Electrical mobility and size distribution of aged 212Pb nanometer carriers in nitrogen gas

Radon and thoron progeny are positively charged clusters of radioactive atoms and other molecules and are neutralized through several mechanisms when they are aged. The charge status of radon clusters has been shown to be a major factor influencing their size distribution. In the present work, we attempted to determine simultaneously the activity size and charge distributions of thoron progeny using an electrical mobility spectrometer and a graded diffusion battery. These measurements allow us to study the dynamics of the charge neutralization process. Our data showed that 212Pb generated in dry N2 atmospheres (RH < 3.4%) had a bimodal distribution. The small cluster mode with a size range of 0.5–2.5 nm was comprised of mainly neutral progeny, whereas a significant portion of the large nucleation mode (2.5–10 nm) consisted of charged progeny (36–72% based on activity) depending on the aging time. The relative humidity (RH) had a major effect on the charge neutralization process. As the RH increased from 3.4 to 17%, the proportion of charged progeny decreased steadily indicating charge neutralization.
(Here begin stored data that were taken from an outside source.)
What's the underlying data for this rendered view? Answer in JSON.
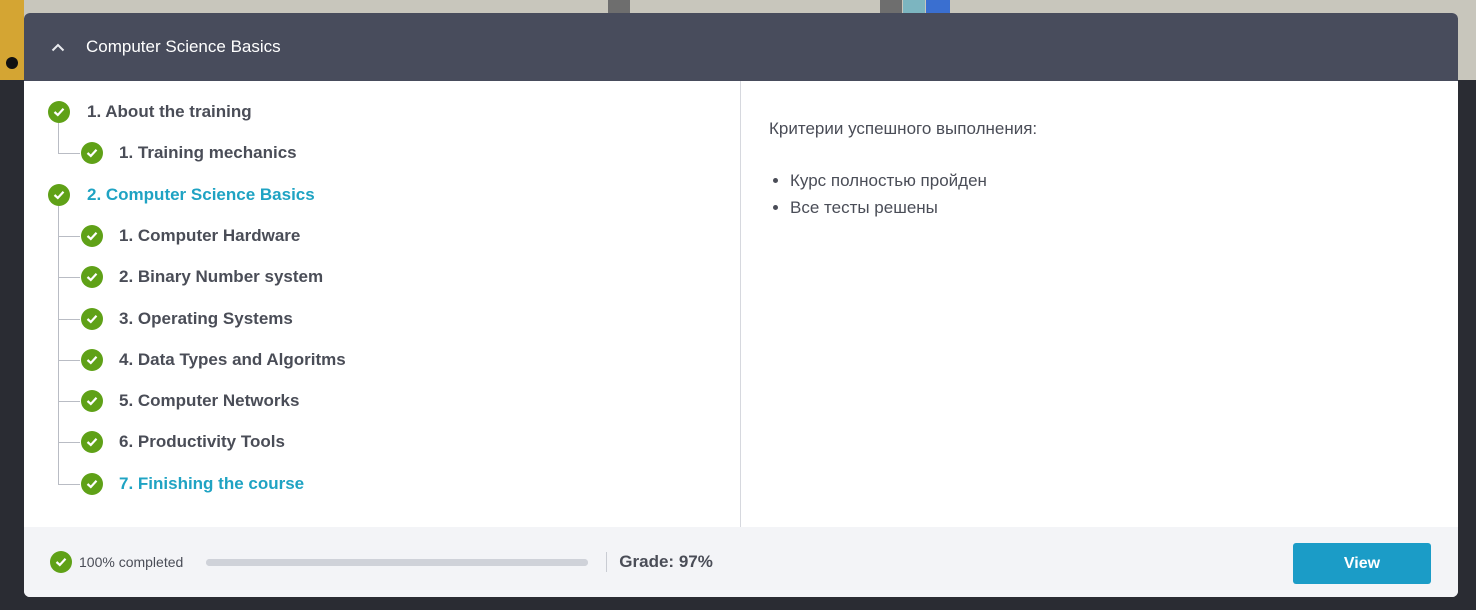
{
  "header": {
    "title": "Computer Science Basics",
    "collapse_icon": "chevron-up-icon"
  },
  "tree": [
    {
      "label": "1. About the training",
      "level": 0,
      "status": "completed",
      "active": false
    },
    {
      "label": "1. Training mechanics",
      "level": 1,
      "status": "completed",
      "active": false
    },
    {
      "label": "2. Computer Science Basics",
      "level": 0,
      "status": "completed",
      "active": true
    },
    {
      "label": "1. Computer Hardware",
      "level": 1,
      "status": "completed",
      "active": false
    },
    {
      "label": "2. Binary Number system",
      "level": 1,
      "status": "completed",
      "active": false
    },
    {
      "label": "3. Operating Systems",
      "level": 1,
      "status": "completed",
      "active": false
    },
    {
      "label": "4. Data Types and Algoritms",
      "level": 1,
      "status": "completed",
      "active": false
    },
    {
      "label": "5. Computer Networks",
      "level": 1,
      "status": "completed",
      "active": false
    },
    {
      "label": "6. Productivity Tools",
      "level": 1,
      "status": "completed",
      "active": false
    },
    {
      "label": "7. Finishing the course",
      "level": 1,
      "status": "completed",
      "active": true
    }
  ],
  "criteria": {
    "title": "Критерии успешного выполнения:",
    "items": [
      "Курс полностью пройден",
      "Все тесты решены"
    ]
  },
  "footer": {
    "progress_text": "100% completed",
    "progress_value": 1.0,
    "grade": "Grade: 97%",
    "view_label": "View"
  },
  "colors": {
    "header_bg": "#484c5c",
    "check_green": "#5fa117",
    "active_link": "#1fa3c3",
    "button_blue": "#1b9cc7"
  }
}
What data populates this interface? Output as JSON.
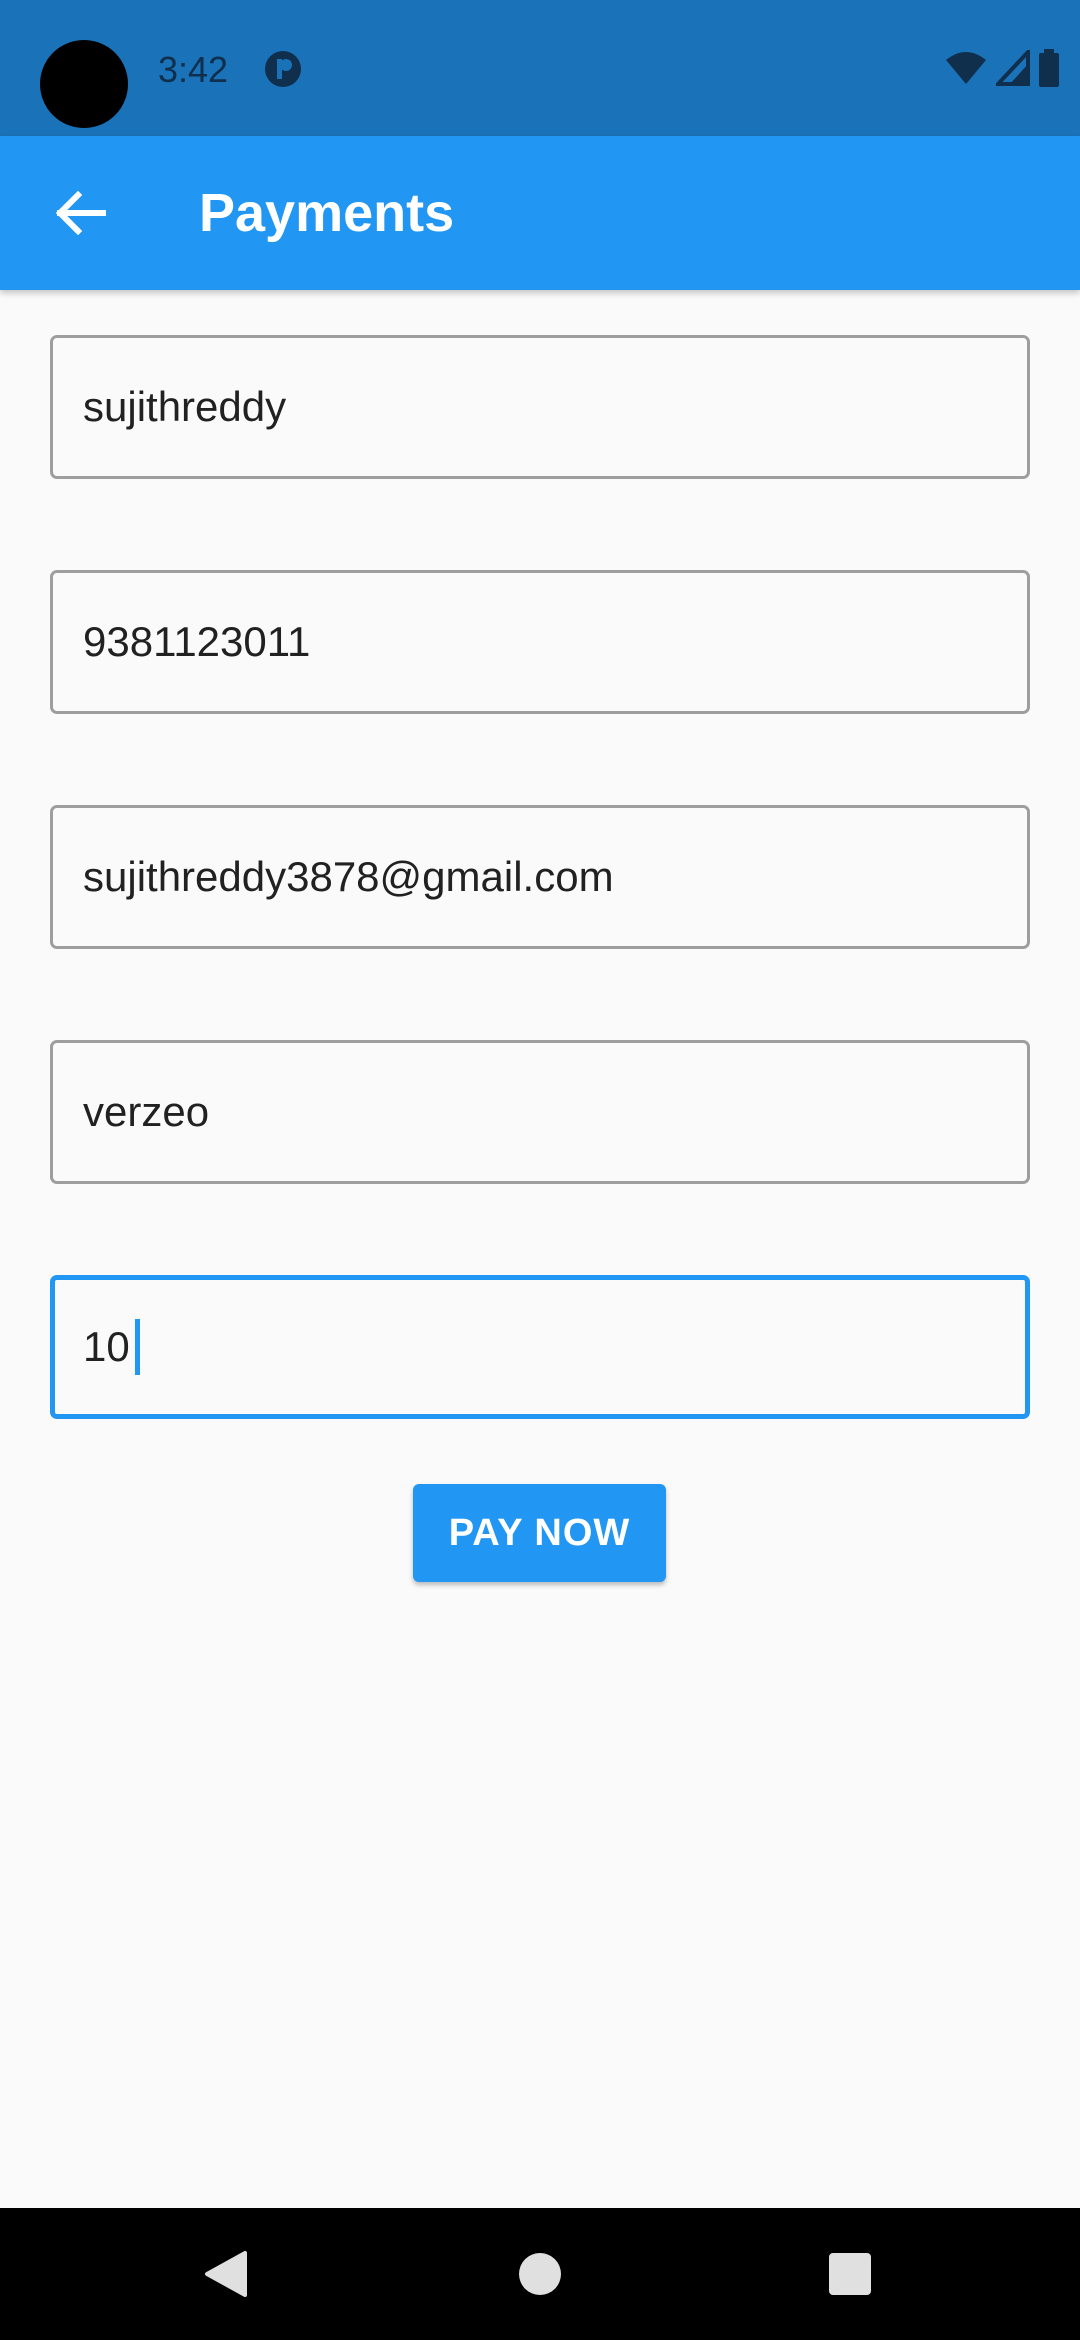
{
  "status_bar": {
    "time": "3:42",
    "app_icon": "circle-logo-icon",
    "wifi_icon": "wifi-icon",
    "signal_icon": "cell-signal-icon",
    "battery_icon": "battery-icon"
  },
  "app_bar": {
    "title": "Payments",
    "back_icon": "arrow-left-icon",
    "background": "#2196F3"
  },
  "form": {
    "fields": [
      {
        "name": "name-field",
        "value": "sujithreddy"
      },
      {
        "name": "phone-field",
        "value": "9381123011"
      },
      {
        "name": "email-field",
        "value": "sujithreddy3878@gmail.com"
      },
      {
        "name": "company-field",
        "value": "verzeo"
      },
      {
        "name": "amount-field",
        "value": "10",
        "focused": true
      }
    ]
  },
  "pay_button": {
    "label": "PAY NOW"
  },
  "nav_bar": {
    "back_icon": "triangle-back-icon",
    "home_icon": "circle-home-icon",
    "recents_icon": "square-recents-icon"
  },
  "colors": {
    "accent": "#2196F3",
    "status_bar": "#1A72B8",
    "background": "#FAFAFA"
  }
}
At the same time, the fraction of the nucleation mode decreased. At RH 13%, the progeny consisted of essentially neutral molecular clusters with a single size mode about 1 nm. Therefore, the mean particle size decreased in the neutralization process, consistent with previous observations. As the concentration of the nucleation fraction decreased, the charge fraction of these nanometer particles increased from 72% to essentially 100%. These results show the importance of charged progeny in the formation and disappearance of nucleation mode.